Overall, the experiments undertaken in this study were based on an analysis of cell lines and observations were done over several days. The review was predicated on understanding how Dnr and Cyt treatments affect the efficacy of existing therapies, based on existing pieces of evidence, which show howcurrent therapies have failed to show promising results, depending on their low levels of success in preventing cancer progression. In addition, current knowledge suggests that existing chemotherapy techniques have posted poor results, in terms of reducing the incidences of remission or even causing it in the first place. Consequently, a growing body of literature has strived to explore the mechanism of existing therapies, especially in defining tissues invasion, with the aim of improving treatment success. This study stems from this line of investigation.
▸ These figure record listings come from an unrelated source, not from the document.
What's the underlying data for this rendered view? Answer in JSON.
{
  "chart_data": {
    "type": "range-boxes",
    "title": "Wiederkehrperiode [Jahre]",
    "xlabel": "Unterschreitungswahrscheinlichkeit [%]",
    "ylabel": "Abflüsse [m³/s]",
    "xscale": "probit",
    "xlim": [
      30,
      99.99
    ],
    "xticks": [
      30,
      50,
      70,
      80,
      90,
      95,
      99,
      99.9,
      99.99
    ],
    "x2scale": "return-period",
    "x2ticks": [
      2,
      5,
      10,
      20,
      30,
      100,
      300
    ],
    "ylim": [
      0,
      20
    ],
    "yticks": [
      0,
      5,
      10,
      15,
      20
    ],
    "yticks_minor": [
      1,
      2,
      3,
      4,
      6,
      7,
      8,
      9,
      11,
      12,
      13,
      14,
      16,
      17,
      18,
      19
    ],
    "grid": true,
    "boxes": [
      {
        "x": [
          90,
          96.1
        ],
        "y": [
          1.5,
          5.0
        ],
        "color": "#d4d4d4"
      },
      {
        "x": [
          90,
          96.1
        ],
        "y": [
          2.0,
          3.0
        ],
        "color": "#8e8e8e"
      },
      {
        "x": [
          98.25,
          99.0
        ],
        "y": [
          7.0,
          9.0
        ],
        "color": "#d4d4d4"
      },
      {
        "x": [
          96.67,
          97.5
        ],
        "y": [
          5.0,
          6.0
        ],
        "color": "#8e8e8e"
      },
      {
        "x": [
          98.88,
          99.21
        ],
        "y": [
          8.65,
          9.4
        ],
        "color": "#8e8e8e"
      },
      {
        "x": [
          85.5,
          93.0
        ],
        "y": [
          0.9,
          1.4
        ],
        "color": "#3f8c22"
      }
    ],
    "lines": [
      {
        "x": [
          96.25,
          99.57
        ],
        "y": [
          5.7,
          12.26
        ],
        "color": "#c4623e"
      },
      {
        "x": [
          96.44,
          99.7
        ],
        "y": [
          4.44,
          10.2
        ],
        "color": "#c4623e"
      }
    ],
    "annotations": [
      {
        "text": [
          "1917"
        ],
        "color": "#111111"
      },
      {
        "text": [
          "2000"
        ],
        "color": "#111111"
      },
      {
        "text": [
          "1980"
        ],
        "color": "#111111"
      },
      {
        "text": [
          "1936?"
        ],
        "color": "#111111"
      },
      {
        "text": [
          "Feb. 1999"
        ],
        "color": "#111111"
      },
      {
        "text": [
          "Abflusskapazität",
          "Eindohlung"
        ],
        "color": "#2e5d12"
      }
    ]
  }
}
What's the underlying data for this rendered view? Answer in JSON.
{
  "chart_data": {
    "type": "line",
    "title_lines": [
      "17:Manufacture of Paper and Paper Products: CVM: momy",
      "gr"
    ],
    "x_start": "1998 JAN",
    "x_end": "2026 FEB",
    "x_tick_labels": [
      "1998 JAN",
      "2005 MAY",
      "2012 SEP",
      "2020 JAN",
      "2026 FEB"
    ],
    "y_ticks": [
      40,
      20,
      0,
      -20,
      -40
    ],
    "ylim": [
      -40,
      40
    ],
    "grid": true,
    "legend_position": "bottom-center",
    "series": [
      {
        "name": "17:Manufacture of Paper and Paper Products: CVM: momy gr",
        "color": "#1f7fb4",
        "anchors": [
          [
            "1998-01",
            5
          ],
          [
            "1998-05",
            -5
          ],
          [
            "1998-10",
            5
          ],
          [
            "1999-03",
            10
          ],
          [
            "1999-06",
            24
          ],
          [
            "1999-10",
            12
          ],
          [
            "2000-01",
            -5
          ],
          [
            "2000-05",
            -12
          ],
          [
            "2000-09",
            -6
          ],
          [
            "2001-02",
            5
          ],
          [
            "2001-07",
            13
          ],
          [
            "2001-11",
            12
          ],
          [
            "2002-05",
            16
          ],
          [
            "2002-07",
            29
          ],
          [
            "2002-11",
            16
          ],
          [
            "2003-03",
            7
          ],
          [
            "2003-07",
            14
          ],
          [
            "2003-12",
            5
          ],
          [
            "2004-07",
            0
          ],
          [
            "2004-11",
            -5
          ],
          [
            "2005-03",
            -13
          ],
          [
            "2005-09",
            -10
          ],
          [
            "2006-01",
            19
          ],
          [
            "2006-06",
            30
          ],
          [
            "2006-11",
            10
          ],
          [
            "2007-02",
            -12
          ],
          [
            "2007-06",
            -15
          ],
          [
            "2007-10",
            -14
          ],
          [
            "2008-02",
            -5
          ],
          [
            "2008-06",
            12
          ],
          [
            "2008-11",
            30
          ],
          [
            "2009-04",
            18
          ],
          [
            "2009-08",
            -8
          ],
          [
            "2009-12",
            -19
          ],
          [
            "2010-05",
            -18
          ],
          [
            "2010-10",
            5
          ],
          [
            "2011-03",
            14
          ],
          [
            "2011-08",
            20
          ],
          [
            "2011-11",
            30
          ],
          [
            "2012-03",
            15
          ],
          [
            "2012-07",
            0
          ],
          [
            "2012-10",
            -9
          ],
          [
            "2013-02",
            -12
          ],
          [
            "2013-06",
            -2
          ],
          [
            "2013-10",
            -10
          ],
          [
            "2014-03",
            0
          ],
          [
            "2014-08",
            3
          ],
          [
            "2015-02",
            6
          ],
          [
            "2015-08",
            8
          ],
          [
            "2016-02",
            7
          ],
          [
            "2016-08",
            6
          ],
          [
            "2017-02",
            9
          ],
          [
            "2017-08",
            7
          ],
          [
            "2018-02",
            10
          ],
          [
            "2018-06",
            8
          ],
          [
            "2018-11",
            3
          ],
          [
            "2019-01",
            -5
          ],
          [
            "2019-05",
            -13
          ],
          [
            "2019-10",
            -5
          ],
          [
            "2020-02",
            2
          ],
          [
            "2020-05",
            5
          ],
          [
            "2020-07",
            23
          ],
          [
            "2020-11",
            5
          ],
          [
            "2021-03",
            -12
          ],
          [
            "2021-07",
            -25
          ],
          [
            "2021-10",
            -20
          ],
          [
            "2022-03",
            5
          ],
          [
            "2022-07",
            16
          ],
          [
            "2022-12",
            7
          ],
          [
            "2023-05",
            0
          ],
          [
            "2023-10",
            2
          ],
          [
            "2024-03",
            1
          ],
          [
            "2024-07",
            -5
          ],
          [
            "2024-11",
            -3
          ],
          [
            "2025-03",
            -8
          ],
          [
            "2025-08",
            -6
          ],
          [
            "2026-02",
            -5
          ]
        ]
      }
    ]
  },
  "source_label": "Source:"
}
Our findings suggested that EMT causes drug resistance in AML treatment because of its ability to influence cell adhesiveness by promoting an elongated shape related to migrating cells (as those undergoing and EMT-like phenotype in AML). In this regard, EMT has a strong effect on AML progression because it provided the right environment for the spread of cancerous cells through weakened cell adhesiveness. These findings were developed after reviewing factors that influence cell migration patterns, which were assessed by analysing the roundness, circulatory nature and aspect ratios of the cells. The evidence showed that an elongated shape related to increased migratory activity. Although the findings of this study are pivotal to understanding the mechanism of drug resistance, the focus has only been on tissue invasion. There is a strong need to expand this scope of research because tissue invasion is a small part of AML research.